Register columnist Steve Bisheff announced his retirement from the paper in today's column. Bisheff goes back to the Herald Examiner days and used his last column to conclude that sportswriting is a pretty decent gig.
I was there for all of it. I covered Wooden and Auerbach. Koufax and Gibson. Ali and Frazier. Unitas and Montana.
From the best seat in the house, I watched Reggie Jackson and Reggie Bush. Michael Jordan and Magic Johnson. Gary Beban and Matt Leinart. Bruce Jenner and Greg Louganis. Affirmed and Barbaro.
There have been too many great moments to count. From Kirk Gibson's limp-off home run to Montana's clutch drive in the Super Bowl. From Wooden's final-game, national title victory to the Angels' seventh-game World Series triumph. From Kareem's 88-2 college run to Magic over Bird in the NCAA Finals.
For all the athletes who were jerks, who grew to be mindless megliomaniacs [sic], there was also a core of good guys such as Jim Abbott and Ronnie Lott, Tony Gwynn and Jack Snow, Elton Brand and Tim Salmon, Tom Watson and Steve Young, just to name a few.
My job wasn't to immortalize them. It was to tell the truth about them, to dig past the score and try to find more to the story.

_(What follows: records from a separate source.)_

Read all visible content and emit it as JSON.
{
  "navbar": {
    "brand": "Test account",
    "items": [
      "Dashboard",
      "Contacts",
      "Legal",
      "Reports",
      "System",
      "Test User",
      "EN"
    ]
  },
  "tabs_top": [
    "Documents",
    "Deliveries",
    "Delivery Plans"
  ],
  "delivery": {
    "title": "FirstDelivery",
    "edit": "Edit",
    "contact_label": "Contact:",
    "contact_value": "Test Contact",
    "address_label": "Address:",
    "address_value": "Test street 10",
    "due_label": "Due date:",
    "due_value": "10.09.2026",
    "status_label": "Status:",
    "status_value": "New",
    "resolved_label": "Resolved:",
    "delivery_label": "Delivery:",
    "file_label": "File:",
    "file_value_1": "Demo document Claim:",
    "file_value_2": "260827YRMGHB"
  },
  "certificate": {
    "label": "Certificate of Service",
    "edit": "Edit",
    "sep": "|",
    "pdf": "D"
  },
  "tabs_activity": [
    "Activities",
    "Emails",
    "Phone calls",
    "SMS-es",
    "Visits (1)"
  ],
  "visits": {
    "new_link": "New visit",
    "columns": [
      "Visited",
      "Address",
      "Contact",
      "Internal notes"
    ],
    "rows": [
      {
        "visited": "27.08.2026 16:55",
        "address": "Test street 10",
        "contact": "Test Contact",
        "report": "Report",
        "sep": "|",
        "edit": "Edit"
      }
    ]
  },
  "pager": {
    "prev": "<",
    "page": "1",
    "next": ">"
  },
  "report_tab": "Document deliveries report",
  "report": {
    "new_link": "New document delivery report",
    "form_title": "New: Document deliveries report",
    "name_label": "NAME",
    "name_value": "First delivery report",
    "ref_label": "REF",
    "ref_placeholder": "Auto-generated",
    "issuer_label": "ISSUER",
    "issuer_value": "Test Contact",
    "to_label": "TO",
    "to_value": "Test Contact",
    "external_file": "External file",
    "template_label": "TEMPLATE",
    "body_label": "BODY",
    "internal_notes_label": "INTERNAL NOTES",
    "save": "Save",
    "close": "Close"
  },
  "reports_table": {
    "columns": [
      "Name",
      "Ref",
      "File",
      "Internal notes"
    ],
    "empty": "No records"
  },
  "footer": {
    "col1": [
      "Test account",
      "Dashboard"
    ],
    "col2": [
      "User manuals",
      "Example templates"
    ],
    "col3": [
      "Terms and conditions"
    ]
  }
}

There was a segment of my sportswriting colleagues who used to turn their noses up at fans, believing they were above them. Some of the more self-absorbed considered themselves too literate for the sports page.
They were wrong. I always felt my mission was to be the fan's conduit, having access to clubhouses and locker rooms they couldn't visit. It was my job to ask the questions they'd want to ask, to probe the issues they were talking and thinking about.
Trying to write for the fans didn't mean you weren't trying to write well. On the contrary, the best people in this profession are those who have managed to do both. And I'm happy to report there are still plenty of those around. But it's not easy. You have to constantly work at it.
As the years have gone by for me, the deadlines and travel burdens have become tiresome and tedious. But how can you grouse when you've felt the electricity in Yankee Stadium, the drama at old Boston Garden, the thrill of a fourth quarter in the Rose Bowl, the excitement at the finish line of the Kentucky Derby?